第89回
組織ケーエイ学31:命令の是非を考える。

今度の戦争に、口先だけ反対してみようかとも思った。しかし、賛成してる人だって「アメリカとケンカするわけにもいかないから、仕方ない」のが本音と思う。このような戦争に駆り出されて、破壊と殺傷に追い込まれる兵士たちの心情を考えると、気が重くなる。

かりに武器保有の点でイランが違法状態にあり、統治者が危険きわまりない人物だとして、その統治者を武力でもって追い出す権利が第3者にあるのかどうか。そんな権利があるのだとすれば、もうひとつ、こちらの方にも危険きわまりない国があるのだし、ついでに片づけて欲しいような気はする。その考え方では、何が許され、何が許されないのか、線引きができない。

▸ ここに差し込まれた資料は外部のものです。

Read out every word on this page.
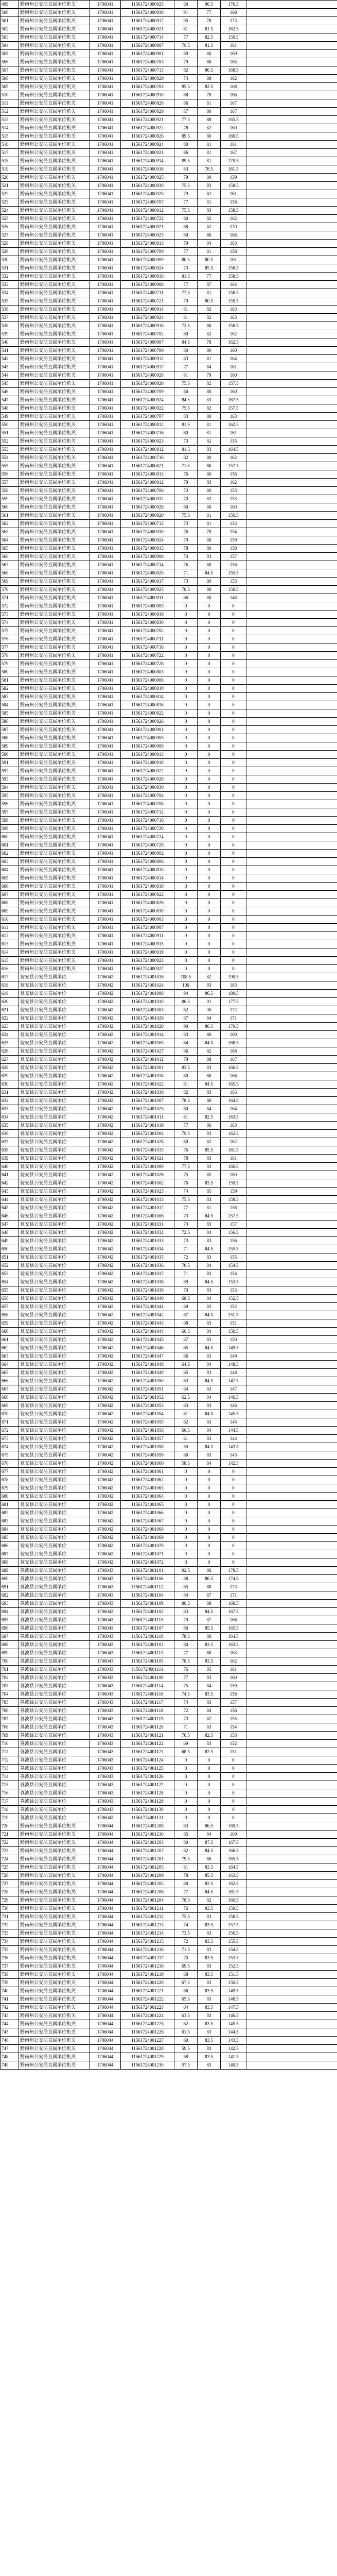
499	黔南州公安局直属单位机关	1706041	11561724000925	80	96.5	176.5	
500	黔南州公安局直属单位机关	1706041	11561724000938	91	77	168	
501	黔南州公安局直属单位机关	1706041	11561724000917	95	78	173	
502	黔南州公安局直属单位机关	1706041	11561724000921	81	81.5	162.5	
503	黔南州公安局直属单位机关	1706041	11561724000714	77	82.5	159.5	
504	黔南州公安局直属单位机关	1706041	11561724000907	79.5	81.5	161	
505	黔南州公安局直属单位机关	1706041	11561724000901	89	80	169	
506	黔南州公安局直属单位机关	1706041	11561724000703	79	86	165	
507	黔南州公安局直属单位机关	1706041	11561724000713	82	86.5	168.5	
508	黔南州公安局直属单位机关	1706041	11561724000829	74	88	162	
509	黔南州公安局直属单位机关	1706041	11561724000703	85.5	82.5	168	
510	黔南州公安局直属单位机关	1706041	11561724000910	88	78	166	
511	黔南州公安局直属单位机关	1706041	11561724000828	86	81	167	
512	黔南州公安局直属单位机关	1706041	11561724000829	87	80	167	
513	黔南州公安局直属单位机关	1706041	11561724000921	77.5	88	165.5	
514	黔南州公安局直属单位机关	1706041	11561724000922	78	82	160	
515	黔南州公安局直属单位机关	1706041	11561724000826	89.5	80	169.5	
516	黔南州公安局直属单位机关	1706041	11561724000924	80	81	161	
517	黔南州公安局直属单位机关	1706041	11561724000921	86	81	167	
518	黔南州公安局直属单位机关	1706041	11561724000914	89.5	81	170.5	
519	黔南州公安局直属单位机关	1706041	11561724000918	83	78.5	161.5	
520	黔南州公安局直属单位机关	1706041	11561724000825	79	80	159	
521	黔南州公安局直属单位机关	1706041	11561724000930	75.5	83	158.5	
522	黔南州公安局直属单位机关	1706041	11561724000920	79	82	161	
523	黔南州公安局直属单位机关	1706041	11561724000707	77	81	158	
524	黔南州公安局直属单位机关	1706041	11561724000912	75.5	83	158.5	
525	黔南州公安局直属单位机关	1706041	11561724000722	80	82	162	
526	黔南州公安局直属单位机关	1706041	11561724000921	88	82	170	
527	黔南州公安局直属单位机关	1706041	11561724000923	80	86	166	
528	黔南州公安局直属单位机关	1706041	11561724000913	79	84	163	
529	黔南州公安局直属单位机关	1706041	11561724000709	77	81	158	
530	黔南州公安局直属单位机关	1706041	11561724000909	80.5	80.5	161	
531	黔南州公安局直属单位机关	1706041	11561724000924	73	85.5	158.5	
532	黔南州公安局直属单位机关	1706041	11561724000916	81.5	77	158.5	
533	黔南州公安局直属单位机关	1706041	11561724000908	77	87	164	
534	黔南州公安局直属单位机关	1706041	11561724000711	77.5	81	158.5	
535	黔南州公安局直属单位机关	1706041	11561724000721	79	80.5	159.5	
536	黔南州公安局直属单位机关	1706041	11561724000914	81	82	163	
537	黔南州公安局直属单位机关	1706041	11561724000924	81	82	163	
538	黔南州公安局直属单位机关	1706041	11561724000916	72.5	86	158.5	
539	黔南州公安局直属单位机关	1706041	11561724000702	80	82	162	
540	黔南州公安局直属单位机关	1706041	11561724000907	84.5	78	162.5	
541	黔南州公安局直属单位机关	1706041	11561724000709	80	80	160	
542	黔南州公安局直属单位机关	1706041	11561724000912	83	81	164	
543	黔南州公安局直属单位机关	1706041	11561724000917	77	84	161	
544	黔南州公安局直属单位机关	1706041	11561724000928	81	79	160	
545	黔南州公安局直属单位机关	1706041	11561724000920	75.5	82	157.5	
546	黔南州公安局直属单位机关	1706041	11561724000709	80	80	160	
547	黔南州公安局直属单位机关	1706041	11561724000924	84.5	83	167.5	
548	黔南州公安局直属单位机关	1706041	11561724000922	75.5	82	157.5	
549	黔南州公安局直属单位机关	1706041	11561724000707	83	80	163	
550	黔南州公安局直属单位机关	1706041	11561724000812	81.5	81	162.5	
551	黔南州公安局直属单位机关	1706041	11561724000716	80	81	161	
552	黔南州公安局直属单位机关	1706041	11561724000923	73	82	155	
553	黔南州公安局直属单位机关	1706041	11561724000812	81.5	83	164.5	
554	黔南州公安局直属单位机关	1706041	11561724000716	82	80	162	
555	黔南州公安局直属单位机关	1706041	11561724000821	71.5	86	157.5	
556	黔南州公安局直属单位机关	1706041	11561724000813	76	80	156	
557	黔南州公安局直属单位机关	1706041	11561724000912	79	83	162	
558	黔南州公安局直属单位机关	1706041	11561724000706	73	80	153	
559	黔南州公安局直属单位机关	1706041	11561724000932	70	83	153	
560	黔南州公安局直属单位机关	1706041	11561724000926	80	80	160	
561	黔南州公安局直属单位机关	1706041	11561724000920	75.5	81	156.5	
562	黔南州公安局直属单位机关	1706041	11561724000712	73	81	154	
563	黔南州公安局直属单位机关	1706041	11561724000930	76	78	154	
564	黔南州公安局直属单位机关	1706041	11561724000924	79	80	159	
565	黔南州公安局直属单位机关	1706041	11561724000915	78	80	158	
566	黔南州公安局直属单位机关	1706041	11561724000908	74	83	157	
567	黔南州公安局直属单位机关	1706041	11561724000714	76	80	156	
568	黔南州公安局直属单位机关	1706041	11561724000820	71	84.5	155.5	
569	黔南州公安局直属单位机关	1706041	11561724000817	73	80	153	
570	黔南州公安局直属单位机关	1706041	11561724000925	70.5	80	150.5	
571	黔南州公安局直属单位机关	1706041	11561724000911	66	80	146	
572	黔南州公安局直属单位机关	1706041	11561724000905	0	0	0	
573	黔南州公安局直属单位机关	1706041	11561724000819	0	0	0	
574	黔南州公安局直属单位机关	1706041	11561724000830	0	0	0	
575	黔南州公安局直属单位机关	1706041	11561724000702	0	0	0	
576	黔南州公安局直属单位机关	1706041	11561724000711	0	0	0	
577	黔南州公安局直属单位机关	1706041	11561724000716	0	0	0	
578	黔南州公安局直属单位机关	1706041	11561724000722	0	0	0	
579	黔南州公安局直属单位机关	1706041	11561724000728	0	0	0	
580	黔南州公安局直属单位机关	1706041	11561724000803	0	0	0	
581	黔南州公安局直属单位机关	1706041	11561724000808	0	0	0	
582	黔南州公安局直属单位机关	1706041	11561724000810	0	0	0	
583	黔南州公安局直属单位机关	1706041	11561724000814	0	0	0	
584	黔南州公安局直属单位机关	1706041	11561724000818	0	0	0	
585	黔南州公安局直属单位机关	1706041	11561724000822	0	0	0	
586	黔南州公安局直属单位机关	1706041	11561724000826	0	0	0	
587	黔南州公安局直属单位机关	1706041	11561724000901	0	0	0	
588	黔南州公安局直属单位机关	1706041	11561724000905	0	0	0	
589	黔南州公安局直属单位机关	1706041	11561724000909	0	0	0	
590	黔南州公安局直属单位机关	1706041	11561724000913	0	0	0	
591	黔南州公安局直属单位机关	1706041	11561724000918	0	0	0	
592	黔南州公安局直属单位机关	1706041	11561724000922	0	0	0	
593	黔南州公安局直属单位机关	1706041	11561724000926	0	0	0	
594	黔南州公安局直属单位机关	1706041	11561724000930	0	0	0	
595	黔南州公安局直属单位机关	1706041	11561724000704	0	0	0	
596	黔南州公安局直属单位机关	1706041	11561724000708	0	0	0	
597	黔南州公安局直属单位机关	1706041	11561724000712	0	0	0	
598	黔南州公安局直属单位机关	1706041	11561724000716	0	0	0	
599	黔南州公安局直属单位机关	1706041	11561724000720	0	0	0	
600	黔南州公安局直属单位机关	1706041	11561724000724	0	0	0	
601	黔南州公安局直属单位机关	1706041	11561724000728	0	0	0	
602	黔南州公安局直属单位机关	1706041	11561724000802	0	0	0	
603	黔南州公安局直属单位机关	1706041	11561724000806	0	0	0	
604	黔南州公安局直属单位机关	1706041	11561724000810	0	0	0	
605	黔南州公安局直属单位机关	1706041	11561724000814	0	0	0	
606	黔南州公安局直属单位机关	1706041	11561724000818	0	0	0	
607	黔南州公安局直属单位机关	1706041	11561724000822	0	0	0	
608	黔南州公安局直属单位机关	1706041	11561724000826	0	0	0	
609	黔南州公安局直属单位机关	1706041	11561724000830	0	0	0	
610	黔南州公安局直属单位机关	1706041	11561724000903	0	0	0	
611	黔南州公安局直属单位机关	1706041	11561724000907	0	0	0	
612	黔南州公安局直属单位机关	1706041	11561724000911	0	0	0	
613	黔南州公安局直属单位机关	1706041	11561724000915	0	0	0	
614	黔南州公安局直属单位机关	1706041	11561724000919	0	0	0	
615	黔南州公安局直属单位机关	1706041	11561724000923	0	0	0	
616	黔南州公安局直属单位机关	1706041	11561724000927	0	0	0	
617	瓮安县公安局直属单位	1706042	11561724001016	108.5	82	190.5	
618	瓮安县公安局直属单位	1706042	11561724001024	100	83	183	
619	瓮安县公安局直属单位	1706042	11561724001008	94	86.5	180.5	
620	瓮安县公安局直属单位	1706042	11561724001010	86.5	91	177.5	
621	瓮安县公安局直属单位	1706042	11561724001003	82	90	172	
622	瓮安县公安局直属单位	1706042	11561724001029	87	84	171	
623	瓮安县公安局直属单位	1706042	11561724001020	90	80.5	170.5	
624	瓮安县公安局直属单位	1706042	11561724001014	83	86	169	
625	瓮安县公安局直属单位	1706042	11561724001005	84	84.5	168.5	
626	瓮安县公安局直属单位	1706042	11561724001027	86	82	168	
627	瓮安县公安局直属单位	1706042	11561724001012	79	88	167	
628	瓮安县公安局直属单位	1706042	11561724001001	83.5	83	166.5	
629	瓮安县公安局直属单位	1706042	11561724001018	80	86	166	
630	瓮安县公安局直属单位	1706042	11561724001022	81	84.5	165.5	
631	瓮安县公安局直属单位	1706042	11561724001030	82	83	165	
632	瓮安县公安局直属单位	1706042	11561724001007	78.5	86	164.5	
633	瓮安县公安局直属单位	1706042	11561724001025	80	84	164	
634	瓮安县公安局直属单位	1706042	11561724001011	81	82.5	163.5	
635	瓮安县公安局直属单位	1706042	11561724001019	77	86	163	
636	瓮安县公安局直属单位	1706042	11561724001004	79.5	83	162.5	
637	瓮安县公安局直属单位	1706042	11561724001028	80	82	162	
638	瓮安县公安局直属单位	1706042	11561724001015	76	85.5	161.5	
639	瓮安县公安局直属单位	1706042	11561724001021	78	83	161	
640	瓮安县公安局直属单位	1706042	11561724001009	77.5	83	160.5	
641	瓮安县公安局直属单位	1706042	11561724001026	75	85	160	
642	瓮安县公安局直属单位	1706042	11561724001002	76	83.5	159.5	
643	瓮安县公安局直属单位	1706042	11561724001023	74	85	159	
644	瓮安县公安局直属单位	1706042	11561724001013	75.5	83	158.5	
645	瓮安县公安局直属单位	1706042	11561724001017	77	81	158	
646	瓮安县公安局直属单位	1706042	11561724001006	73	84.5	157.5	
647	瓮安县公安局直属单位	1706042	11561724001031	74	83	157	
648	瓮安县公安局直属单位	1706042	11561724001032	72.5	84	156.5	
649	瓮安县公安局直属单位	1706042	11561724001033	73	83	156	
650	瓮安县公安局直属单位	1706042	11561724001034	71	84.5	155.5	
651	瓮安县公安局直属单位	1706042	11561724001035	72	83	155	
652	瓮安县公安局直属单位	1706042	11561724001036	70.5	84	154.5	
653	瓮安县公安局直属单位	1706042	11561724001037	71	83	154	
654	瓮安县公安局直属单位	1706042	11561724001038	69	84.5	153.5	
655	瓮安县公安局直属单位	1706042	11561724001039	70	83	153	
656	瓮安县公安局直属单位	1706042	11561724001040	68.5	84	152.5	
657	瓮安县公安局直属单位	1706042	11561724001041	69	83	152	
658	瓮安县公安局直属单位	1706042	11561724001042	67	84.5	151.5	
659	瓮安县公安局直属单位	1706042	11561724001043	68	83	151	
660	瓮安县公安局直属单位	1706042	11561724001044	66.5	84	150.5	
661	瓮安县公安局直属单位	1706042	11561724001045	67	83	150	
662	瓮安县公安局直属单位	1706042	11561724001046	65	84.5	149.5	
663	瓮安县公安局直属单位	1706042	11561724001047	66	83	149	
664	瓮安县公安局直属单位	1706042	11561724001048	64.5	84	148.5	
665	瓮安县公安局直属单位	1706042	11561724001049	65	83	148	
666	瓮安县公安局直属单位	1706042	11561724001050	63	84.5	147.5	
667	瓮安县公安局直属单位	1706042	11561724001051	64	83	147	
668	瓮安县公安局直属单位	1706042	11561724001052	62.5	84	146.5	
669	瓮安县公安局直属单位	1706042	11561724001053	63	83	146	
670	瓮安县公安局直属单位	1706042	11561724001054	61	84.5	145.5	
671	瓮安县公安局直属单位	1706042	11561724001055	62	83	145	
672	瓮安县公安局直属单位	1706042	11561724001056	60.5	84	144.5	
673	瓮安县公安局直属单位	1706042	11561724001057	61	83	144	
674	瓮安县公安局直属单位	1706042	11561724001058	59	84.5	143.5	
675	瓮安县公安局直属单位	1706042	11561724001059	60	83	143	
676	瓮安县公安局直属单位	1706042	11561724001060	58.5	84	142.5	
677	瓮安县公安局直属单位	1706042	11561724001061	0	0	0	
678	瓮安县公安局直属单位	1706042	11561724001062	0	0	0	
679	瓮安县公安局直属单位	1706042	11561724001063	0	0	0	
680	瓮安县公安局直属单位	1706042	11561724001064	0	0	0	
681	瓮安县公安局直属单位	1706042	11561724001065	0	0	0	
682	瓮安县公安局直属单位	1706042	11561724001066	0	0	0	
683	瓮安县公安局直属单位	1706042	11561724001067	0	0	0	
684	瓮安县公安局直属单位	1706042	11561724001068	0	0	0	
685	瓮安县公安局直属单位	1706042	11561724001069	0	0	0	
686	瓮安县公安局直属单位	1706042	11561724001070	0	0	0	
687	瓮安县公安局直属单位	1706042	11561724001071	0	0	0	
688	瓮安县公安局直属单位	1706042	11561724001072	0	0	0	
689	荔波县公安局直属单位	1706043	11561724001101	92.5	86	178.5	
690	荔波县公安局直属单位	1706043	11561724001106	88	86.5	174.5	
691	荔波县公安局直属单位	1706043	11561724001112	85	88	173	
692	荔波县公安局直属单位	1706043	11561724001104	84	87	171	
693	荔波县公安局直属单位	1706043	11561724001109	80.5	88	168.5	
694	荔波县公安局直属单位	1706043	11561724001102	83	84.5	167.5	
695	荔波县公安局直属单位	1706043	11561724001115	79	87	166	
696	荔波县公安局直属单位	1706043	11561724001107	80	85.5	165.5	
697	荔波县公安局直属单位	1706043	11561724001110	78.5	86	164.5	
698	荔波县公安局直属单位	1706043	11561724001103	80	83.5	163.5	
699	荔波县公安局直属单位	1706043	11561724001113	77	86	163	
700	荔波县公安局直属单位	1706043	11561724001105	78.5	83.5	162	
701	荔波县公安局直属单位	1706043	11561724001111	76	85	161	
702	荔波县公安局直属单位	1706043	11561724001108	77	83	160	
703	荔波县公安局直属单位	1706043	11561724001114	75	84	159	
704	荔波县公安局直属单位	1706043	11561724001116	74.5	83.5	158	
705	荔波县公安局直属单位	1706043	11561724001117	74	83	157	
706	荔波县公安局直属单位	1706043	11561724001118	72	84	156	
707	荔波县公安局直属单位	1706043	11561724001119	73	82	155	
708	荔波县公安局直属单位	1706043	11561724001120	71	83	154	
709	荔波县公安局直属单位	1706043	11561724001121	70.5	82.5	153	
710	荔波县公安局直属单位	1706043	11561724001122	69	83	152	
711	荔波县公安局直属单位	1706043	11561724001123	68.5	82.5	151	
712	荔波县公安局直属单位	1706043	11561724001124	0	0	0	
713	荔波县公安局直属单位	1706043	11561724001125	0	0	0	
714	荔波县公安局直属单位	1706043	11561724001126	0	0	0	
715	荔波县公安局直属单位	1706043	11561724001127	0	0	0	
716	荔波县公安局直属单位	1706043	11561724001128	0	0	0	
717	荔波县公安局直属单位	1706043	11561724001129	0	0	0	
718	荔波县公安局直属单位	1706043	11561724001130	0	0	0	
719	荔波县公安局直属单位	1706043	11561724001131	0	0	0	
720	黔南州公安局直属单位机关	1706044	11561724001208	83	86.5	169.5	
721	黔南州公安局直属单位机关	1706044	11561724001210	85	84	169	
722	黔南州公安局直属单位机关	1706044	11561724001203	80	87.5	167.5	
723	黔南州公安局直属单位机关	1706044	11561724001207	82	84.5	166.5	
724	黔南州公安局直属单位机关	1706044	11561724001201	79.5	86	165.5	
725	黔南州公安局直属单位机关	1706044	11561724001205	81	83.5	164.5	
726	黔南州公安局直属单位机关	1706044	11561724001209	78	85.5	163.5	
727	黔南州公安局直属单位机关	1706044	11561724001202	80	82.5	162.5	
728	黔南州公安局直属单位机关	1706044	11561724001206	77	84.5	161.5	
729	黔南州公安局直属单位机关	1706044	11561724001204	78.5	82	160.5	
730	黔南州公安局直属单位机关	1706044	11561724001211	76	83.5	159.5	
731	黔南州公安局直属单位机关	1706044	11561724001212	75.5	83	158.5	
732	黔南州公安局直属单位机关	1706044	11561724001213	74	83.5	157.5	
733	黔南州公安局直属单位机关	1706044	11561724001214	73.5	83	156.5	
734	黔南州公安局直属单位机关	1706044	11561724001215	72	83.5	155.5	
735	黔南州公安局直属单位机关	1706044	11561724001216	71.5	83	154.5	
736	黔南州公安局直属单位机关	1706044	11561724001217	70	83.5	153.5	
737	黔南州公安局直属单位机关	1706044	11561724001218	69.5	83	152.5	
738	黔南州公安局直属单位机关	1706044	11561724001219	68	83.5	151.5	
739	黔南州公安局直属单位机关	1706044	11561724001220	67.5	83	150.5	
740	黔南州公安局直属单位机关	1706044	11561724001221	66	83.5	149.5	
741	黔南州公安局直属单位机关	1706044	11561724001222	65.5	83	148.5	
742	黔南州公安局直属单位机关	1706044	11561724001223	64	83.5	147.5	
743	黔南州公安局直属单位机关	1706044	11561724001224	63.5	83	146.5	
744	黔南州公安局直属单位机关	1706044	11561724001225	62	83.5	145.5	
745	黔南州公安局直属单位机关	1706044	11561724001226	61.5	83	144.5	
746	黔南州公安局直属单位机关	1706044	11561724001227	60	83.5	143.5	
747	黔南州公安局直属单位机关	1706044	11561724001228	59.5	83	142.5	
748	黔南州公安局直属单位机关	1706044	11561724001229	58	83.5	141.5	
749	黔南州公安局直属单位机关	1706044	11561724001230	57.5	83	140.5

「イラク国民が憎いわけではない。悪いのは統治者だ」というなら、戦争でなく、暗殺で解決してもよさそうなものだ。今回の狙いは、暗殺と戦争の中間ぐらいだろうか。
考えてみると暗殺が犯罪で、戦争が犯罪でないのは不思議である。
当コラムでは、戦争の是非ではなく、命令された兵士の立場を考えてみたい。

軍隊では、兵士が自ら考えることを放棄するよう訓練される。
日本の軍隊にも「命令は、その是非を問うべからず」という規則があったはずだ。たしかに、いちいち命令の正当性を説明しなければならないとすれば、組織の能率は著しく阻害される。
しかし時代も変わってきている。戦争の実情が、むかしのような典型的な集団対集団のぶつかり合いではない。今ではアメリカの軍隊でも、予期しづらいゲリラ戦やテロに対応して、兵士の主体的な判断や行動を前提として、作戦を立てる場合があるそうだ。

戦争が終われば、戦争犯罪が裁かれるわけだが、そこでは「命令だったので仕方なくやりました」では済まない。人道にもとる命令は、市民として拒否しなければならないという、普遍ルールが適用される。組織のルールに従っていたとしても、それで人生安泰だというわけではない。

極限の板挟みの状況で、一人ひとりの生き方を決めるときは、前提をくつがえして考えることも必要かも知れない。最後の最後には、味方の上官をうち倒してでも生き延びよう、と・・・・自分はそう考えたい。あとはとっさの判断ができるかどうか、だ。